To determine the recovery of PDA-66, at least five independent plasma samples were used. Recovery was assessed for samples spiked with low (7.5 nM), medium (50 nM) and high (100 nM) concentrations prior to extraction. The extracted matrix samples spiked with the three concentration levels after extraction were analysed as reference values. Recovery was determined by comparing the peak areas of the pre-spiked extracted samples and the peak areas of the post-spiked extracted matrix samples, according to the following calculation: (sample signal/postspiked signal) × 100%. The internal standard was added prior to analysis. For the recovery of the internal standard, the absolute values of the areas were also compared.

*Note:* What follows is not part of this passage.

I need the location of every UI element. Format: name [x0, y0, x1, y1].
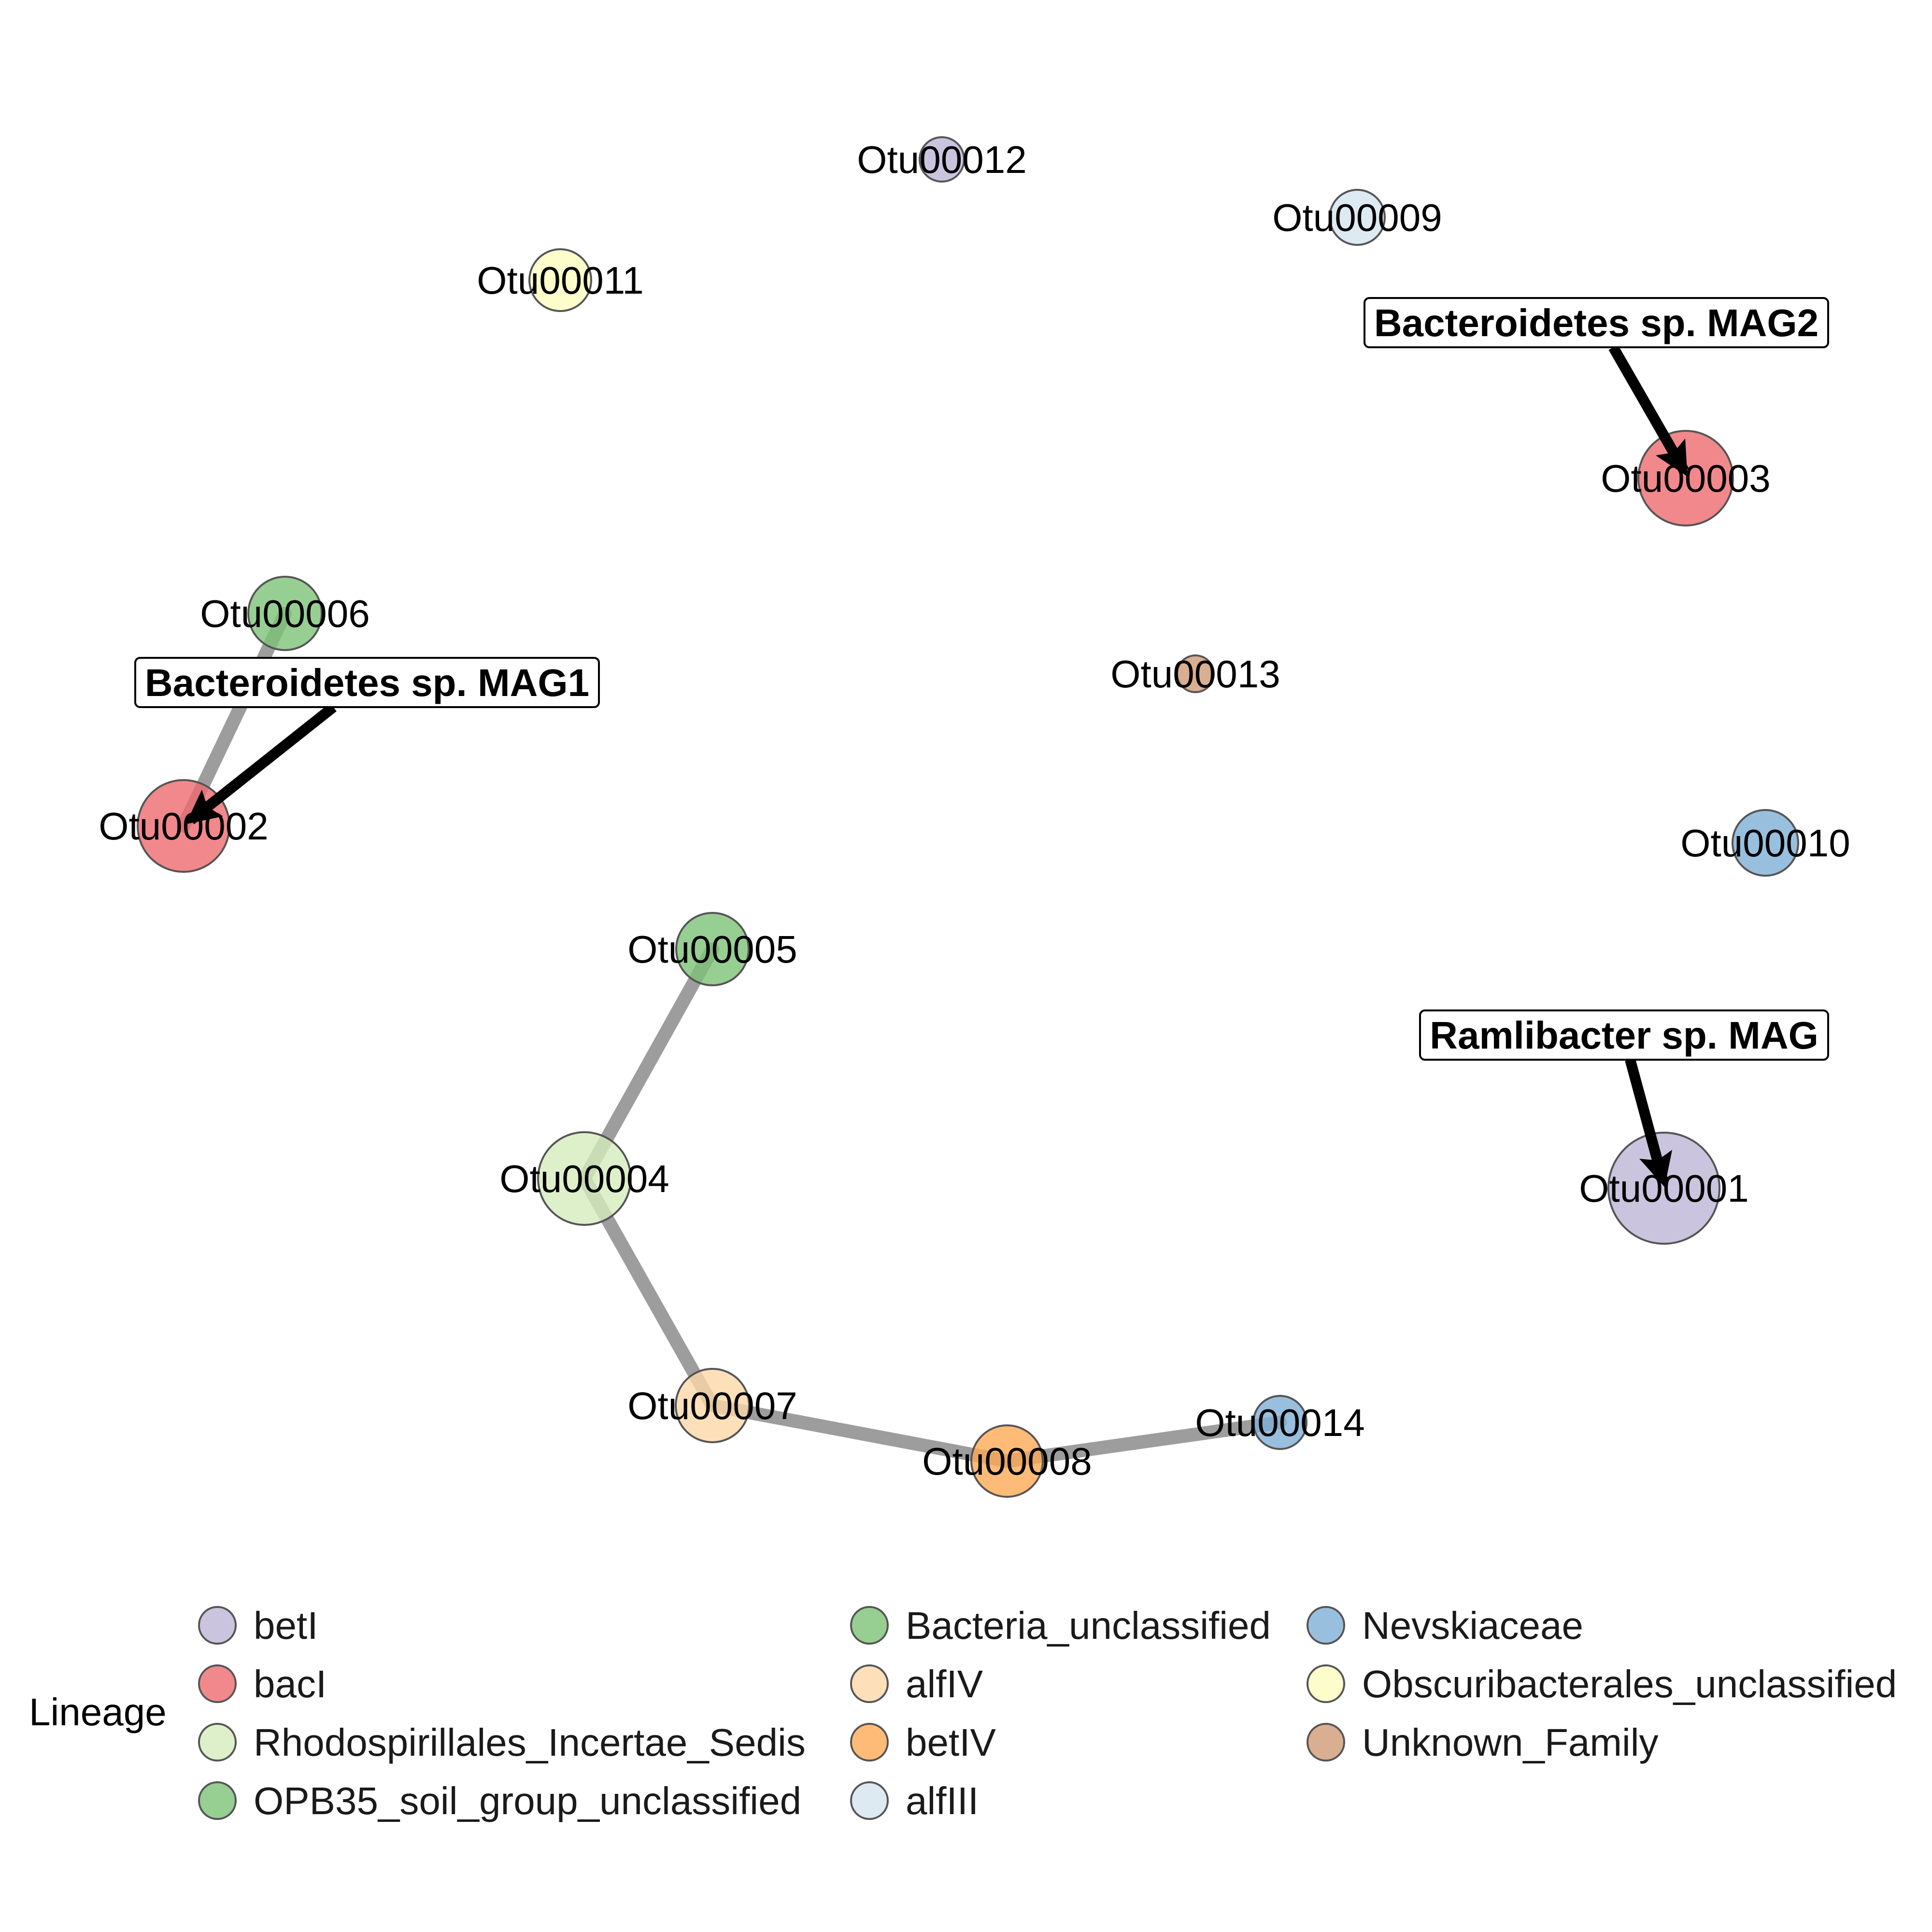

Stability was determined as short-term and long-term stability. Long-term stability was determined by storing plasma spiked with analytes at −80 °C for 241 days and extracted samples at −80 °C for 90 days. Short-term stability was analysed for both extracted and evaporated as well as non-extracted plasma samples by storage for 24 h at 23 °C and 6 °C. The peak area curves of the analyte and the internal standard of the stability experiments were compared with those of samples freshly prepared on the day of measurement. The internal standard was added to the extracted and evaporated as well as the non-extracted stored samples and their reference samples immediately before analysis. To all other samples, the internal standard was added before sample processing. However, to avoid concentration fluctuations due to the possible degradation of PDA-66, stock solutions were prepared once a month and stored at −20 °C.

3.5. Preparation of Mouse Plasma and Sera

Since PDA-66 is not yet approved for use in humans, the method could not be evaluated in treated patients. Instead, artificial mouse plasma and sera from treated mice were used.

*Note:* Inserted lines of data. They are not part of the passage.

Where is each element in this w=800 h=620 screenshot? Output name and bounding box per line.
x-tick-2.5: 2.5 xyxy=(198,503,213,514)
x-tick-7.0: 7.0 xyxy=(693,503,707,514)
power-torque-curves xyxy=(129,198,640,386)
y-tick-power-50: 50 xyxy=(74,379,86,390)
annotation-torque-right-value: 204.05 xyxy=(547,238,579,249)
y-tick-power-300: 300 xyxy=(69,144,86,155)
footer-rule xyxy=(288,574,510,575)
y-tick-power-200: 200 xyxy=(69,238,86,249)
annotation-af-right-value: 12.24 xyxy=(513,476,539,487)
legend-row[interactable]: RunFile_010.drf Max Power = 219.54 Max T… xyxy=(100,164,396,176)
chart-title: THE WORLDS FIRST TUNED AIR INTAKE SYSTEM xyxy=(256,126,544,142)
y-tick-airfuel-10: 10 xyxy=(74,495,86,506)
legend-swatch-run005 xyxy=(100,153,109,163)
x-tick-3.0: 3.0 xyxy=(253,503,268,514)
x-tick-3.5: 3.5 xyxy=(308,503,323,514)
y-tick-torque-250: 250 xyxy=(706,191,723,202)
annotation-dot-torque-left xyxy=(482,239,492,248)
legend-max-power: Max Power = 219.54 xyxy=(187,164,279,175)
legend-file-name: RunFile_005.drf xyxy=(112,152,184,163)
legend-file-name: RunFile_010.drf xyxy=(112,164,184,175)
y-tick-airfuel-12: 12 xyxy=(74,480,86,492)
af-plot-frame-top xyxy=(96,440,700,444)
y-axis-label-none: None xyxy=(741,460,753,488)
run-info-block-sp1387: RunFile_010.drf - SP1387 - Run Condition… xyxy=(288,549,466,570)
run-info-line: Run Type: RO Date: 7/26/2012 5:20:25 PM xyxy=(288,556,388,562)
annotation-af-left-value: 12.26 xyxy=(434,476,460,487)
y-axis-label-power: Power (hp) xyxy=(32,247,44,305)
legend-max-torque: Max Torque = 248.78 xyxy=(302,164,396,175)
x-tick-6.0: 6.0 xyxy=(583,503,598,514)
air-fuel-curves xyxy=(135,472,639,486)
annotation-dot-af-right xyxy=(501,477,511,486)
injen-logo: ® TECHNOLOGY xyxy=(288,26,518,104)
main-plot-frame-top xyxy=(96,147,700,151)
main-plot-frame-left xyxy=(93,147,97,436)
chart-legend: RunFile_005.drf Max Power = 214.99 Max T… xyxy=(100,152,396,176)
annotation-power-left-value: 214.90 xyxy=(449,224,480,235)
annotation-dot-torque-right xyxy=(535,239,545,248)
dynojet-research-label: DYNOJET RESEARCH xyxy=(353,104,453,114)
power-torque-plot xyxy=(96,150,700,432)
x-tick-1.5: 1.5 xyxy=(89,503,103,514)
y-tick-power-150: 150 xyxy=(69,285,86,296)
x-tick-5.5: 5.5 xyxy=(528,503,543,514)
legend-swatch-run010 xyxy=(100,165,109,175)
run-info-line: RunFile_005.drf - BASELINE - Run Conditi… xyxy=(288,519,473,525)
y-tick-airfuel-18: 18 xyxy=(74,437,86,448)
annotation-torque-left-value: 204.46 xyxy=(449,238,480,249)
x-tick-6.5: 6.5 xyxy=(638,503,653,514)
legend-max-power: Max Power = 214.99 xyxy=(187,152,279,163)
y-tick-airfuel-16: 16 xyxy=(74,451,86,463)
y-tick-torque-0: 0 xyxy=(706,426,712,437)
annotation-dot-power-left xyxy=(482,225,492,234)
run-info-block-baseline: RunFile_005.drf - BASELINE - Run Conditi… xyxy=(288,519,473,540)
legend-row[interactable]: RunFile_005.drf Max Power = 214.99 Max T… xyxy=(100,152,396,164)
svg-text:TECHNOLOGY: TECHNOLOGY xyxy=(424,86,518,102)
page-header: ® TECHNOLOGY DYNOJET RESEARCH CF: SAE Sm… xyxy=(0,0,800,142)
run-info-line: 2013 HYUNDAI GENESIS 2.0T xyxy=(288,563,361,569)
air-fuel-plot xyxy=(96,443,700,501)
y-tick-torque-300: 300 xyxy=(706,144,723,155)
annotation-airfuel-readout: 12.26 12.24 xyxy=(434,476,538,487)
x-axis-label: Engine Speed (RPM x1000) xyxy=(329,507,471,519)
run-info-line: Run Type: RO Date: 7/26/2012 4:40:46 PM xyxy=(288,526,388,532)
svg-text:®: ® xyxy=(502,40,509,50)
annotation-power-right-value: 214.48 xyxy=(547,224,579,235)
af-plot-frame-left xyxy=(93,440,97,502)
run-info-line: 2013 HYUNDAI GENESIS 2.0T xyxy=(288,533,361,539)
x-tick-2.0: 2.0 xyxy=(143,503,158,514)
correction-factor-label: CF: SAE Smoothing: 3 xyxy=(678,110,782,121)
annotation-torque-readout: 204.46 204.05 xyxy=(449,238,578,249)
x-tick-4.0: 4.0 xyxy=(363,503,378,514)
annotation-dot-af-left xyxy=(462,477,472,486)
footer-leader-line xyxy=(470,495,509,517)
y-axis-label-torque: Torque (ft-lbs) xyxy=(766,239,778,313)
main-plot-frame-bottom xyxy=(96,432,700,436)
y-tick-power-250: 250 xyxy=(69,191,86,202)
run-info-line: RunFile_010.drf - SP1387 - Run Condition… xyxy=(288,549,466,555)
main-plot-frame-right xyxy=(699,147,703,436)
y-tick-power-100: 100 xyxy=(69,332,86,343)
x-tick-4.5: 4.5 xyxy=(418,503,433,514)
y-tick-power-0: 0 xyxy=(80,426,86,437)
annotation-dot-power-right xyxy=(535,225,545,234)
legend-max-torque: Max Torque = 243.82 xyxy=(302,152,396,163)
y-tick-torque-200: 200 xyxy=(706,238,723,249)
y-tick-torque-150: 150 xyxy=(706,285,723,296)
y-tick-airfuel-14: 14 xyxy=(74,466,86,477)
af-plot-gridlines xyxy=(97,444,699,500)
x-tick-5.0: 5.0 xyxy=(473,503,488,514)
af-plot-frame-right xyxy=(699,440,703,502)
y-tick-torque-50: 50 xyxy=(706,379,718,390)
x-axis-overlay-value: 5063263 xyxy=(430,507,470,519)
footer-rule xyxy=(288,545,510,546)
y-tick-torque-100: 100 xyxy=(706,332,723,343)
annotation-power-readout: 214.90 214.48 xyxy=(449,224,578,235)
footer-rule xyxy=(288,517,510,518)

In the latter case, sera of two 129S4-Rag2^tm1.1FlvIl2rg^tm1.1Flv/J mice treated with PDA-66 were examined. The mice were purchased from the Jackson Laboratory (Bar Harbour, ME), and bred in the local animal facility (Rostock University Medical Centre) under specified pathogen-free conditions. The health status of the animals was routinely checked according to FELASA guidelines. All mice were exposed to a 12 h artificial light–dark cycle and kept in cages under ad libitum access to water and standard laboratory chow. Both mice were treated intraperitoneally with 100 mg/kg PDA-66 and euthanised after 3 h. Blood was then collected in a 1.5 mL Eppendorf tube and sera were obtained by centrifugation (10 min, 2000× g).

In the case of the measurement of PDA-66 in artificial mouse plasma, the lyophilisate of the plasma was resuspended in LiChrosolv^® water and PDA-66 was added to obtain a final concentration of 5 µM.

For PDA-66 analysis, 10 µL of artificial mouse plasma supplemented with PDA-66 or 200 µL of serum from each of the PDA-66-treated mice was added to human plasma with a resulting final volume of 1 mL. The identical human plasma was used for dilution of the artificial mouse plasma and mouse sera, and for the calibration function. This procedure was chosen to minimise the matrix effect of the human plasma. The mixture was then processed, extracted and analysed with the internal standard as already described. The PDA-66 concentrations measured in the sera of the treated mice, which were diluted with human plasma before extraction, were finally converted into 1 mL of pure mouse serum.

4. Conclusions

Targeted antitumour therapy with small molecules has been complementing conventional therapy for several years. PDA-66 is a new substance in this field with anticancer potential. Monitoring the concentration of such substances in human plasma is one of the key factors when assessing pharmacokinetics as well as therapeutic success. The method is characterised by a low LLOQ of 2.5 nM, which shows that little material will be needed for determination in plasma samples in the future. The recovery of PDA-66 from human plasma was about 80 to 100%, depending on the concentration, meaning a large amount of the substance can be recovered by simple liquid–liquid extraction. Therefore, a validated method for the sensitive determination of the concentration of PDA-66 was presented. The method was successfully used for the quantification of PDA-66 in mouse plasma and sera.